The company divides their evaluation datasets into two categories: regression datasets to ensure changes don't break existing functionality, and aspirational datasets containing extremely challenging scenarios that push the boundaries of system capabilities.
## Philosophy and Best Practices
Zapier advocates against obsessing over metrics, following the principle that "when a good metric becomes a target, it ceases to be a good metric." They emphasize that achieving 100% scores on evaluation datasets likely indicates the dataset isn't challenging enough rather than perfect system performance.
The ultimate goal, according to Zapier, is user satisfaction rather than maximizing laboratory metrics. This philosophy drives their emphasis on A/B testing as the final validation method, where they route small percentages of traffic to new models or prompts while monitoring feedback, activation rates, and user retention.
## Technical Architecture and Implementation
While the transcript doesn't provide extensive technical implementation details, it's clear that Zapier's system involves complex orchestration of multiple components including LLM calls, database interactions, tool calls, and REST API calls. Each component can be a source of failure, requiring sophisticated tracing and monitoring to understand cascading failures.

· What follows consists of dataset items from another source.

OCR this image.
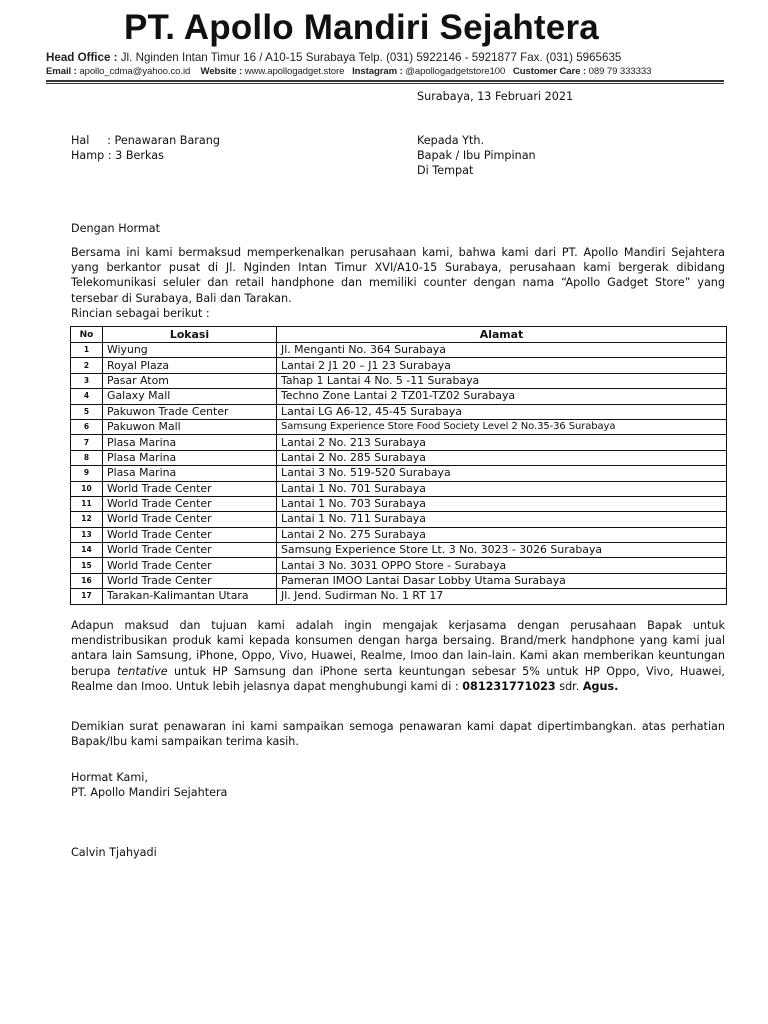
PT. Apollo Mandiri Sejahtera
Head Office : Jl. Nginden Intan Timur 16 / A10-15 Surabaya Telp. (031) 5922146 - 5921877 Fax. (031) 5965635
Email : apollo_cdma@yahoo.co.id Website : www.apollogadget.store Instagram : @apollogadgetstore100 Customer Care : 089 79 333333
Surabaya, 13 Februari 2021
Hal     : Penawaran Barang
Hamp : 3 Berkas
Kepada Yth.
Bapak / Ibu Pimpinan
Di Tempat
Dengan Hormat

Bersama ini kami bermaksud memperkenalkan perusahaan kami, bahwa kami dari PT. Apollo Mandiri Sejahtera yang berkantor pusat di Jl. Nginden Intan Timur XVI/A10-15 Surabaya, perusahaan kami bergerak dibidang Telekomunikasi seluler dan retail handphone dan memiliki counter dengan nama “Apollo Gadget Store” yang tersebar di Surabaya, Bali dan Tarakan.
Rincian sebagai berikut :

No	Lokasi	Alamat
1	Wiyung	Jl. Menganti No. 364 Surabaya
2	Royal Plaza	Lantai 2 J1 20 – J1 23 Surabaya
3	Pasar Atom	Tahap 1 Lantai 4 No. 5 -11 Surabaya
4	Galaxy Mall	Techno Zone Lantai 2 TZ01-TZ02 Surabaya
5	Pakuwon Trade Center	Lantai LG A6-12, 45-45 Surabaya
6	Pakuwon Mall	Samsung Experience Store Food Society Level 2 No.35-36 Surabaya
7	Plasa Marina	Lantai 2 No. 213 Surabaya
8	Plasa Marina	Lantai 2 No. 285 Surabaya
9	Plasa Marina	Lantai 3 No. 519-520 Surabaya
10	World Trade Center	Lantai 1 No. 701 Surabaya
11	World Trade Center	Lantai 1 No. 703 Surabaya
12	World Trade Center	Lantai 1 No. 711 Surabaya
13	World Trade Center	Lantai 2 No. 275 Surabaya
14	World Trade Center	Samsung Experience Store Lt. 3 No. 3023 - 3026 Surabaya
15	World Trade Center	Lantai 3 No. 3031 OPPO Store - Surabaya
16	World Trade Center	Pameran IMOO Lantai Dasar Lobby Utama Surabaya
17	Tarakan-Kalimantan Utara	Jl. Jend. Sudirman No. 1 RT 17

Adapun maksud dan tujuan kami adalah ingin mengajak kerjasama dengan perusahaan Bapak untuk mendistribusikan produk kami kepada konsumen dengan harga bersaing. Brand/merk handphone yang kami jual antara lain Samsung, iPhone, Oppo, Vivo, Huawei, Realme, Imoo dan lain-lain. Kami akan memberikan keuntungan berupa tentative untuk HP Samsung dan iPhone serta keuntungan sebesar 5% untuk HP Oppo, Vivo, Huawei, Realme dan Imoo. Untuk lebih jelasnya dapat menghubungi kami di : 081231771023 sdr. Agus.

Demikian surat penawaran ini kami sampaikan semoga penawaran kami dapat dipertimbangkan. atas perhatian Bapak/Ibu kami sampaikan terima kasih.

Hormat Kami,
PT. Apollo Mandiri Sejahtera
Calvin Tjahyadi
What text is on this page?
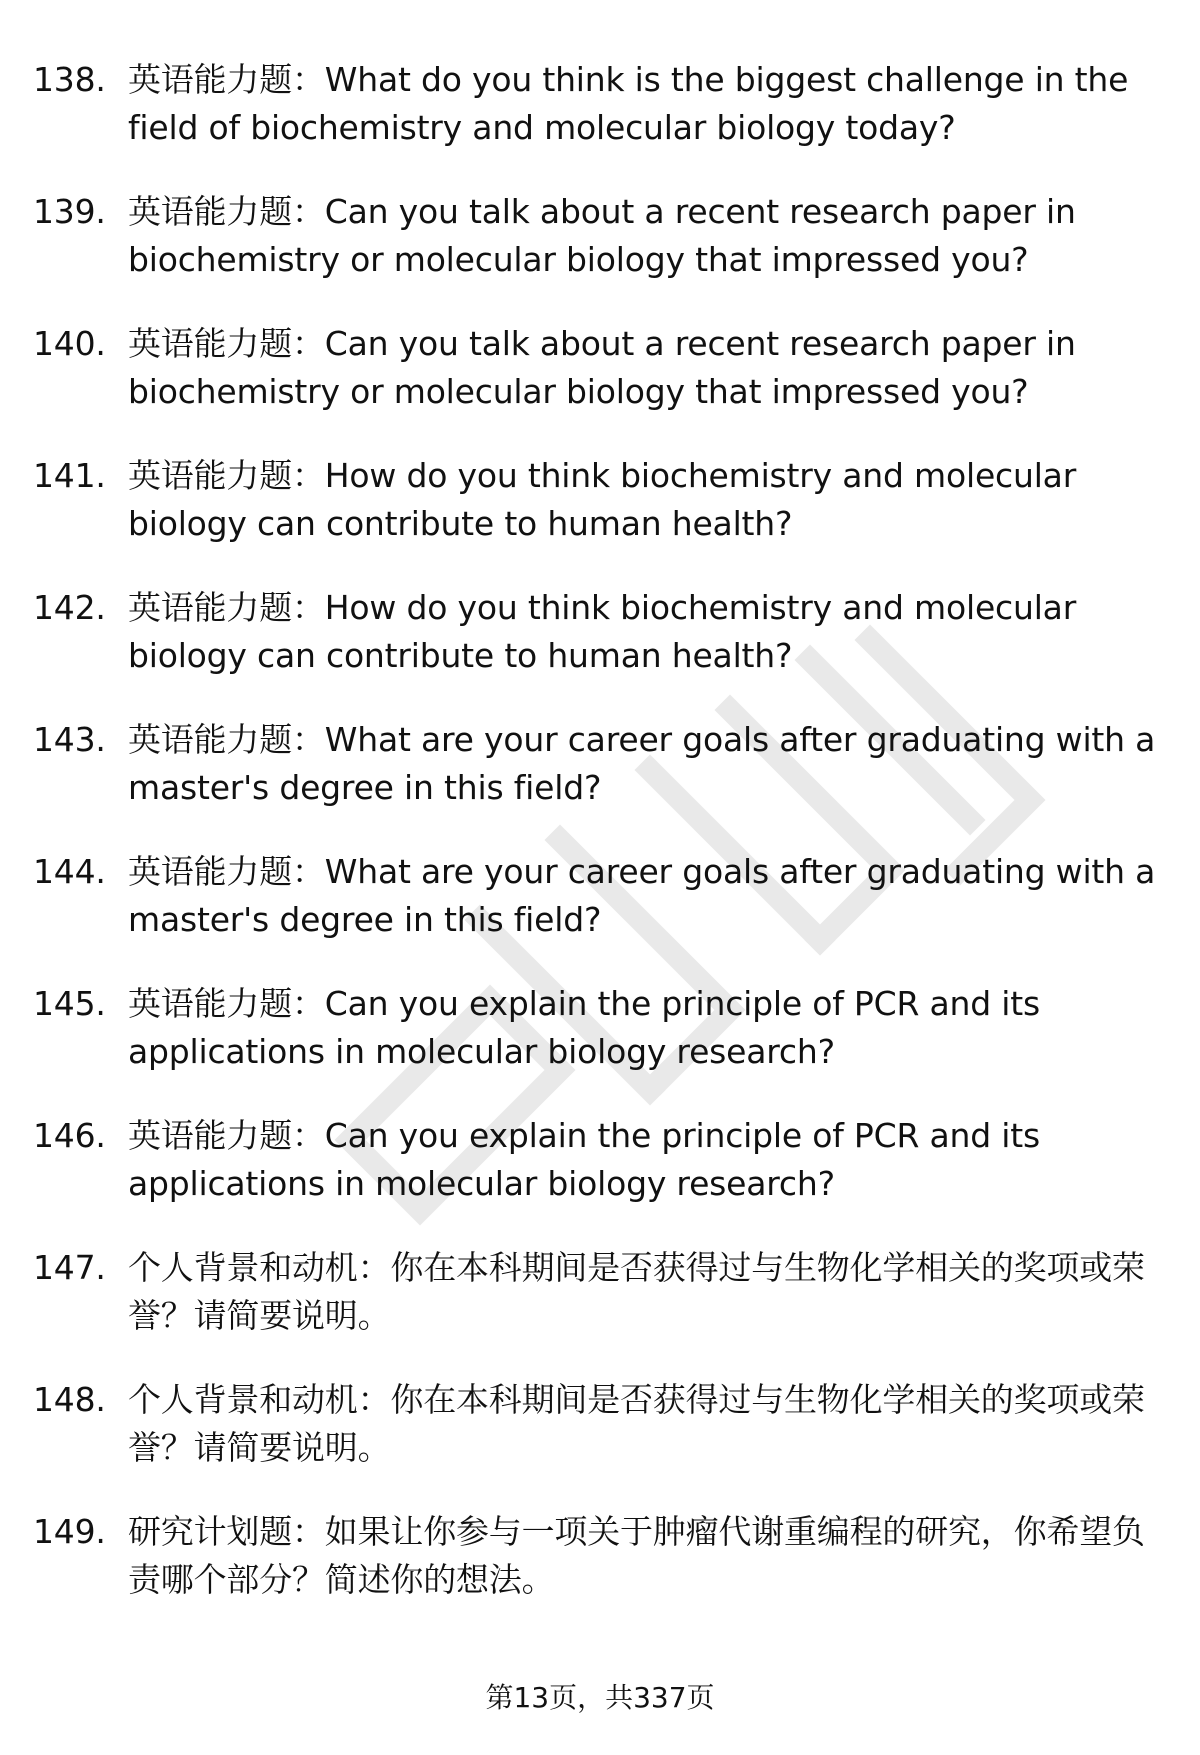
138. 英语能力题：What do you think is the biggest challenge in the field of biochemistry and molecular biology today?
139. 英语能力题：Can you talk about a recent research paper in biochemistry or molecular biology that impressed you?
140. 英语能力题：Can you talk about a recent research paper in biochemistry or molecular biology that impressed you?
141. 英语能力题：How do you think biochemistry and molecular biology can contribute to human health?
142. 英语能力题：How do you think biochemistry and molecular biology can contribute to human health?
143. 英语能力题：What are your career goals after graduating with a master's degree in this field?
144. 英语能力题：What are your career goals after graduating with a master's degree in this field?
145. 英语能力题：Can you explain the principle of PCR and its applications in molecular biology research?
146. 英语能力题：Can you explain the principle of PCR and its applications in molecular biology research?
147. 个人背景和动机：你在本科期间是否获得过与生物化学相关的奖项或荣誉？请简要说明。
148. 个人背景和动机：你在本科期间是否获得过与生物化学相关的奖项或荣誉？请简要说明。
149. 研究计划题：如果让你参与一项关于肿瘤代谢重编程的研究，你希望负责哪个部分？简述你的想法。
第13页，共337页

The company's approach to building this infrastructure reflects a mature understanding of production AI systems, recognizing that the complexity extends far beyond the initial model deployment to encompass comprehensive monitoring, evaluation, and continuous improvement processes.
## Lessons Learned and Future Directions
Zapier's experience highlights several key lessons for organizations building production AI systems. The importance of comprehensive instrumentation from the beginning, the value of both explicit and implicit feedback collection, the need for hierarchical evaluation frameworks, and the critical role of A/B testing in validating real-world performance.
The company's journey illustrates the evolution from simple prototypes to sophisticated production systems, emphasizing that success in AI product development requires sustained investment in evaluation infrastructure, continuous monitoring, and iterative improvement based on real user feedback rather than laboratory metrics alone.